The protein expression of PCSK9 in EAT argues that PCSK9 is part of the EAT secretome. Therefore, in addition to increasing local EAT inflammation, PCSK9 derived from EAT may directly affect the coronary vessels and the myocardium, thus increasing CV risk. This amount of EAT-secreted PCSK9 is added to the amount that can be derived from the circulation. The finding that CVD patients have higher plasma PCSK9 levels is in line with previous reports showing PCSK9 to be associated with the Framingham Risk Score [40] or with inflammation in the acute phase and hypercholesterolemia in patients with acute coronary syndrome [41]. In our study, we did not find any association of plasma PCSK9 with local EAT expression and inflammation. Therefore, EAT-derived PCSK9 may play an additional and independent risk to CVD. Recently, it has also been demonstrated that PCSK9 is not only implicated in atherogenesis but can also determine the development of infarct size and affect contractive function of cardiomyocytes [5, 42].

From a clinical point of view, in atherosclerotic plaques, PCSK9 monoclonal antibodies can reduce macrophage content through the reduction of CCR2 expression in monocytes with a consequent impairment in their migratory capacity [43, 44]. Whether this treatment may affect EAT inflammation, its metabolism, and amount is unknown; therefore, additional studies are necessary to demonstrate any potential effect of reduced PCSK9 levels on EAT and EAT-associated CV risk.

It is important to point out that about 50% of our patients were under statin therapy. Statin use is associated with a reduction in EAT thickness and inflammation, supporting the hypothesis of a direct action of statins on the EAT secretory profile [45, 46]. Targeting some inflammatory mediators, such as IL1β, reduces CV events, regardless of LDL-C lowering [47]. Differently, statins may upregulate the expression of PCSK9 via SREBP-2 [48]. Therefore, the PCSK9 levels in EAT may be influenced by the direct effect of statins on its expression and the modulation of local inflammation too. Notably, no rise in PCSK9 protein expression was found in EAT from patients taking statins. However, no data are available relative to the association between modulation of EAT inflammation and PCSK9 levels.
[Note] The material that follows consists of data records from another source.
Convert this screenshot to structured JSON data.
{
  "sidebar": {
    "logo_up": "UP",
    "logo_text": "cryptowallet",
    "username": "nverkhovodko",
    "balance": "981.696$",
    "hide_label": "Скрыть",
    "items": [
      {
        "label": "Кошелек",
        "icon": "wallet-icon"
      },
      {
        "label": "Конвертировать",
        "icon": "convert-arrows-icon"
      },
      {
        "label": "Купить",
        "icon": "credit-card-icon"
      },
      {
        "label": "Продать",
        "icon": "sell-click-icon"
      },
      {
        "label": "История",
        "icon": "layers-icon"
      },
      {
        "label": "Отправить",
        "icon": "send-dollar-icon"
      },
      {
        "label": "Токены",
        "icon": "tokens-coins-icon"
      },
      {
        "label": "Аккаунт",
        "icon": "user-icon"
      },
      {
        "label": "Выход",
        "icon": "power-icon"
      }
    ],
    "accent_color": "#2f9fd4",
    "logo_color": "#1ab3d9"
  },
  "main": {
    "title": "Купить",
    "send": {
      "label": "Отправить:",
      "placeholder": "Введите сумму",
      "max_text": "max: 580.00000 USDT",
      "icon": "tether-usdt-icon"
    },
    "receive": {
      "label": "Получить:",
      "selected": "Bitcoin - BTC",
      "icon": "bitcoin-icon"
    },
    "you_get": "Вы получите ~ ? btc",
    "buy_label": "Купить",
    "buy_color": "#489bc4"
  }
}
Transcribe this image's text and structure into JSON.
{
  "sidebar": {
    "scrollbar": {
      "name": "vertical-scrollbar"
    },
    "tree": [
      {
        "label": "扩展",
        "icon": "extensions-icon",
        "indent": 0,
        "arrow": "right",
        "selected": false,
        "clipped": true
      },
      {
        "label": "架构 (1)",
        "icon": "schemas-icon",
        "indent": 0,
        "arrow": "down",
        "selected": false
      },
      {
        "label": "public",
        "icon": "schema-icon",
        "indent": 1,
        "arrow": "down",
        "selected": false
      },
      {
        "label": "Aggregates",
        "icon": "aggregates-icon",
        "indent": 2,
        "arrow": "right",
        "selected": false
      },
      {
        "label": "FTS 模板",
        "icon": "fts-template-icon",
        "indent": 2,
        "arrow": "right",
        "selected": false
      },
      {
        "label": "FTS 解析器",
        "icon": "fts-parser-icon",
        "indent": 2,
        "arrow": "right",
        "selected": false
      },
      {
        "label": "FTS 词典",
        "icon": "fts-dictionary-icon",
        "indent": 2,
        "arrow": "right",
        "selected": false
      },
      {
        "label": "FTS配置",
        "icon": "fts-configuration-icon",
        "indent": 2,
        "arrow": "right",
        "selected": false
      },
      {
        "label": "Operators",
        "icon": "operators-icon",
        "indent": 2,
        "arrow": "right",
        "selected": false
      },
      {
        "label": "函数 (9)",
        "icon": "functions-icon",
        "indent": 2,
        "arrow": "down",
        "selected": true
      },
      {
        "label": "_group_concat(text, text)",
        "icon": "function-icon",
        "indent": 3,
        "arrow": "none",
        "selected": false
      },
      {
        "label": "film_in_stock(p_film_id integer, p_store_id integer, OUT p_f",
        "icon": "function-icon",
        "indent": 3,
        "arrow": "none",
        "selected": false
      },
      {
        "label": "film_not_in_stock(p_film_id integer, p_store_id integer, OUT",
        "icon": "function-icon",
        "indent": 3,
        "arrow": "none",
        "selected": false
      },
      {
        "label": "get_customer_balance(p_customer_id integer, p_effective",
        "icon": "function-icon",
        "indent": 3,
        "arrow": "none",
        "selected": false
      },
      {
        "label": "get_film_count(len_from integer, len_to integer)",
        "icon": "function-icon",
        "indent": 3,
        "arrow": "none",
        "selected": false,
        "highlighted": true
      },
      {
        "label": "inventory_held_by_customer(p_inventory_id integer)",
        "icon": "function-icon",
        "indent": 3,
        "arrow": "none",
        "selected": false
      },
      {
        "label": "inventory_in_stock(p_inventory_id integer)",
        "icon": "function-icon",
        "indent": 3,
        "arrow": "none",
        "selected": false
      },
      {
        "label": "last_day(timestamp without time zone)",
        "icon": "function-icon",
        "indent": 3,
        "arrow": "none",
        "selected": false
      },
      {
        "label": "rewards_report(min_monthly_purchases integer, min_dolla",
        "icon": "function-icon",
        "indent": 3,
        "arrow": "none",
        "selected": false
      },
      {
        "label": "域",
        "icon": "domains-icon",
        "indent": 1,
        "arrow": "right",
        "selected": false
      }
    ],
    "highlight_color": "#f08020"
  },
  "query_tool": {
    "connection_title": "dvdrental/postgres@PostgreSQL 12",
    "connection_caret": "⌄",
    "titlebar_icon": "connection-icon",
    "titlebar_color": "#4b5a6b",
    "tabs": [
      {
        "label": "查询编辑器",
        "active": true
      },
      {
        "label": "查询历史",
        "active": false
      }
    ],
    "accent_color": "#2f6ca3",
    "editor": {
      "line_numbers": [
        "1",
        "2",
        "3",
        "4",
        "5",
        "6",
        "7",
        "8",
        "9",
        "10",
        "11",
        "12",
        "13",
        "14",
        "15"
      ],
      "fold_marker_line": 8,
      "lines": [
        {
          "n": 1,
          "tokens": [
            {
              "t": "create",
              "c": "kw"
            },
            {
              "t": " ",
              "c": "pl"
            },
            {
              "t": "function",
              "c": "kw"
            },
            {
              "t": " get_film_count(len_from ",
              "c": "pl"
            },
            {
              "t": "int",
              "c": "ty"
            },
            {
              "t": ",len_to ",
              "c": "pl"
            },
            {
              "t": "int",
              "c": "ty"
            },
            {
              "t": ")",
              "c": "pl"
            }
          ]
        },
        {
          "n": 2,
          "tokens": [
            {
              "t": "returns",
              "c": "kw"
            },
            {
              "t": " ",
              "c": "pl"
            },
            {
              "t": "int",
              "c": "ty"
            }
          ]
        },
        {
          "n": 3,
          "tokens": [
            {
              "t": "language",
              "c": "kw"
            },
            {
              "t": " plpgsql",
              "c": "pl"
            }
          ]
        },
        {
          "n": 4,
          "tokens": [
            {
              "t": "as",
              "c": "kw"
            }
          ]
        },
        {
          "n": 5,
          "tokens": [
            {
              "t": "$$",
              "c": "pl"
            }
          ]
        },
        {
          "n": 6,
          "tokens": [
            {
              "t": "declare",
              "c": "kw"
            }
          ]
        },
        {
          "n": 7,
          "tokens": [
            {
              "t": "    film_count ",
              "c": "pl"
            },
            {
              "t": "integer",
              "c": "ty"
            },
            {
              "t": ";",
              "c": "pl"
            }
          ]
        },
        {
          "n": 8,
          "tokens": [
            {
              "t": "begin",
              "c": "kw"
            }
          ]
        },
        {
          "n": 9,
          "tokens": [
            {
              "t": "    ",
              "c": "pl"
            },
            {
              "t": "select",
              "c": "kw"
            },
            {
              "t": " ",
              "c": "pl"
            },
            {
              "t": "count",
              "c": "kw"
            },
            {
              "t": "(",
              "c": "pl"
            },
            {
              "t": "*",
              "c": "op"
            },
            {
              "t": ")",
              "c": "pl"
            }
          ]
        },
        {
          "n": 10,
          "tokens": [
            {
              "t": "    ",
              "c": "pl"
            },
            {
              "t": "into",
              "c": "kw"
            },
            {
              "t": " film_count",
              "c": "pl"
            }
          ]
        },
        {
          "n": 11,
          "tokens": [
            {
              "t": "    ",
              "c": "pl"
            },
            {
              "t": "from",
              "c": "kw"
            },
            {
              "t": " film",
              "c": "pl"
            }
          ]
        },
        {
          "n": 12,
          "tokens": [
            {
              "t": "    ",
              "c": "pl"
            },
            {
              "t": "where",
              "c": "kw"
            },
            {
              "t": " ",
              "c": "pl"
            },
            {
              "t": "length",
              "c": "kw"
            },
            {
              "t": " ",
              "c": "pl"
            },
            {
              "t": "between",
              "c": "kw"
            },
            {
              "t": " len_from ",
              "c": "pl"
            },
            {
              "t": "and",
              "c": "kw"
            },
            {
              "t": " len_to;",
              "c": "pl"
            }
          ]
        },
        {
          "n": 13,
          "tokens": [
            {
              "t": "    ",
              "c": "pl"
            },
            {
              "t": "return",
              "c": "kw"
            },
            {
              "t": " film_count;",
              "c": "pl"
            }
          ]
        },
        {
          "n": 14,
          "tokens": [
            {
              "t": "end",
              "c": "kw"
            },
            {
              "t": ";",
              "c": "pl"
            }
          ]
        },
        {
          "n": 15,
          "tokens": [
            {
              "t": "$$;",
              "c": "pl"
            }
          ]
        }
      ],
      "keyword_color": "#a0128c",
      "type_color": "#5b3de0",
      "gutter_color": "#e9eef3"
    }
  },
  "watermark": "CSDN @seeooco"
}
Our study has some limitations. First, the amount of EAT collected during surgery did not allow us to evaluate EAT transcriptomes and proteomes on the same samples. Second, we did not have a surgical control group used to compare PCSK9 and the other genes analyzed. Third, our study group is composed of both CABG and VR patients. Although the mechanisms driving the two pathologies are different, many studies demonstrated the involvement of EAT amount and secretome in the progression of both diseases [14, 49–52]. Fourth, since our study is cross-sectional, our findings cannot imply causality. In conclusion, we provided evidence for the possible role of PCSK9 as an EAT-derived risk factor for CVD. In the clinical setting, reducing both the EAT inflammation and the PCSK9 local levels might have beneficial effect on EAT metabolism and EAT-related CV risk, but this needs further investigations.